Experts agree that being specific about what you need is the best way to select a rod. Different rods fit all kinds of different situations, depending on the location, the type of fish and the experience level of the fisherman (or woman). Once you can pinpoint the kind of fishing you plan to do, it will help narrow down the market.
For this article we'll focus on spinning rods, which experts say are generally more versatile than baitcasting rods and can be used by fishermen of all skill levels and ages. Beginners can learn to cast with spinning rods in just a few minutes, yet these models are sophisticated enough for use by seasoned fishermen, and can lure and land all but the largest fish in many different situations. A light- to medium-action spinning rod equipped with a good reel should be able to handle a wide variety of freshwater and saltwater fish. Spinning rods of varying sizes can land fish ranging from two-ounce bluegills to 200-pound blue marlin, but the light and medium models reviewed in this article are best used for fish under about ten pounds.
Anglers can use spinning rods for trolling, bottom-fishing and deep-sea fishing in a pinch, but they work best for casting lures or bait.

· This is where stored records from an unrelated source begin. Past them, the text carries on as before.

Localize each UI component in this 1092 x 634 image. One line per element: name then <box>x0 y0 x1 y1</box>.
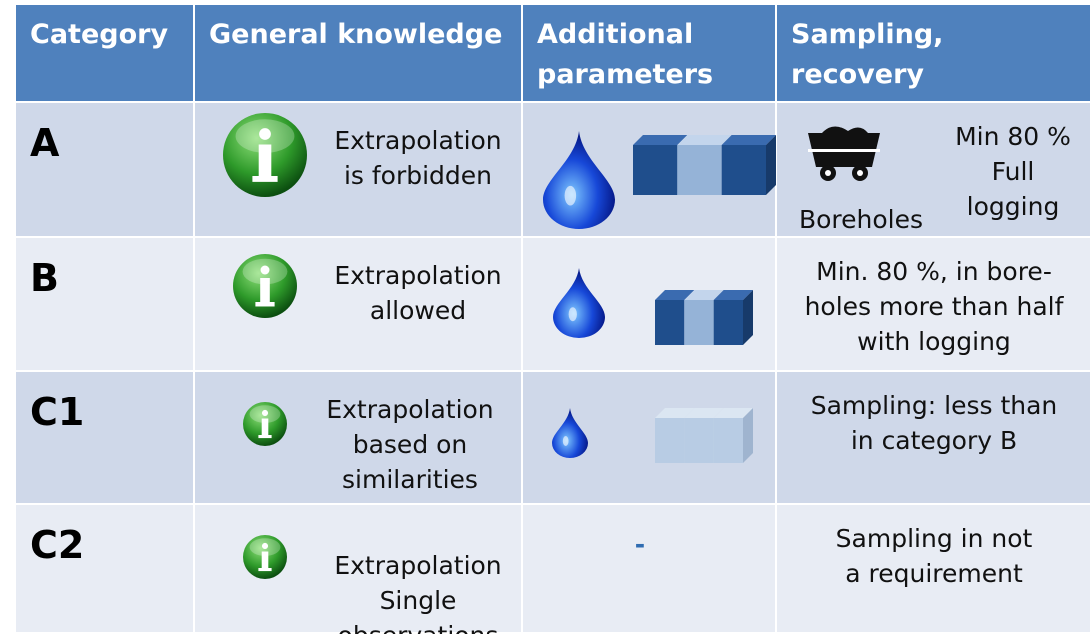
category: C2 <box>30 523 85 567</box>
category: B <box>30 256 59 300</box>
header-cell: General knowledge <box>195 5 523 103</box>
knowledge-text: observations <box>268 618 568 634</box>
table-cell <box>523 505 777 634</box>
icon <box>552 408 588 458</box>
sampling-text: Min. 80 %, in bore- <box>816 257 1052 286</box>
category: A <box>30 121 60 165</box>
icon <box>655 408 755 463</box>
sampling-text: logging <box>966 192 1060 221</box>
parameters-text: - <box>634 530 646 559</box>
category: C1 <box>30 390 85 434</box>
table-cell <box>16 372 195 505</box>
knowledge-text: Single <box>379 586 457 615</box>
table-cell <box>777 372 1092 505</box>
icon <box>243 535 287 579</box>
sampling-text: holes more than half <box>804 292 1064 321</box>
knowledge-text: allowed <box>369 296 467 325</box>
table-cell <box>777 505 1092 634</box>
table-cell <box>16 103 195 238</box>
header-cell: Category <box>16 5 195 103</box>
knowledge-text: similarities <box>342 465 478 494</box>
icon <box>223 113 307 197</box>
sampling-text: Min 80 % <box>955 122 1071 151</box>
knowledge-text: Extrapolation <box>326 395 494 424</box>
sampling-text: Sampling: less than <box>810 391 1058 420</box>
icon <box>243 402 287 446</box>
icon <box>553 268 605 338</box>
knowledge-text: is forbidden <box>343 161 493 190</box>
icon <box>808 125 884 183</box>
knowledge-text: based on <box>352 430 468 459</box>
sampling-text: Full <box>991 157 1035 186</box>
sampling-caption: Boreholes <box>798 205 924 234</box>
header-cell: Sampling, recovery <box>777 5 1092 103</box>
icon <box>233 254 297 318</box>
table-cell <box>16 238 195 372</box>
sampling-text: in category B <box>850 426 1018 455</box>
sampling-text: Sampling in not <box>835 524 1033 553</box>
header-cell: Additional parameters <box>523 5 777 103</box>
icon <box>543 131 615 229</box>
knowledge-text: Extrapolation <box>334 551 502 580</box>
knowledge-text: Extrapolation <box>334 261 502 290</box>
icon <box>655 290 755 345</box>
sampling-text: a requirement <box>845 559 1023 588</box>
knowledge-text: Extrapolation <box>334 126 502 155</box>
icon <box>633 135 778 195</box>
sampling-text: with logging <box>857 327 1011 356</box>
table-cell <box>777 238 1092 372</box>
table-cell <box>16 505 195 634</box>
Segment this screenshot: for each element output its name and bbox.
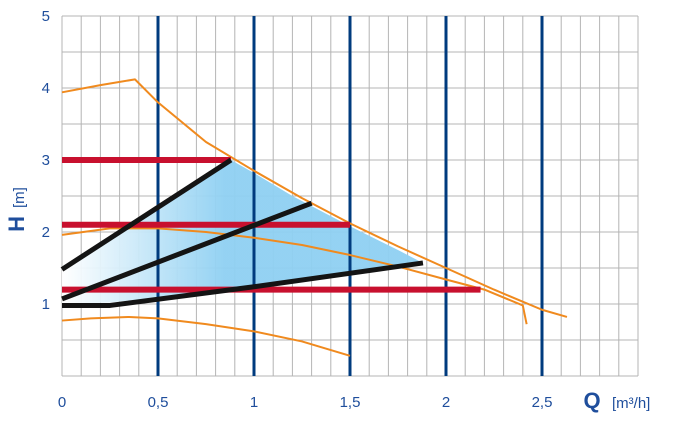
x-tick-label: 0 <box>58 394 66 411</box>
series-line-black-8 <box>61 200 313 302</box>
y-tick-label: 2 <box>42 224 50 241</box>
series-line-black-7 <box>60 157 233 272</box>
series-line-black-9 <box>62 260 424 308</box>
axis-labels: Q [m³/h] H [m] 0 0,5 1 1,5 2 2,5 1 2 3 4 5 <box>4 8 650 413</box>
x-tick-label: 2 <box>442 394 450 411</box>
series-line-orange-1 <box>61 78 568 318</box>
series-line-orange-3 <box>61 315 351 357</box>
major-vertical-lines <box>156 16 544 376</box>
y-tick-label: 4 <box>42 80 50 97</box>
x-tick-label: 2,5 <box>532 394 553 411</box>
x-axis-unit: [m³/h] <box>612 395 650 412</box>
x-axis-label: Q <box>583 388 600 413</box>
series-lines <box>60 78 568 357</box>
x-tick-label: 1 <box>250 394 258 411</box>
y-tick-label: 1 <box>42 296 50 313</box>
series-line-orange-2 <box>61 227 528 325</box>
x-tick-label: 1,5 <box>340 394 361 411</box>
y-axis-label: H <box>4 216 29 232</box>
y-axis-unit: [m] <box>11 187 28 208</box>
y-tick-label: 5 <box>42 8 50 25</box>
x-tick-label: 0,5 <box>148 394 169 411</box>
y-tick-label: 3 <box>42 152 50 169</box>
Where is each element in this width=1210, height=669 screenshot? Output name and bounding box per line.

In fact, spinning rods excel at casting, because they were designed to replace more difficult bait casting rigs, which can easily backlash and cause frustrating line tangles, or "bird's nests." Relative novices can learn to cast great distances with a spinning rod with good control, in only a few minutes.
The rods discussed here aren't sold with a reel, but you can usually find them bundled with a reel as part of a kit.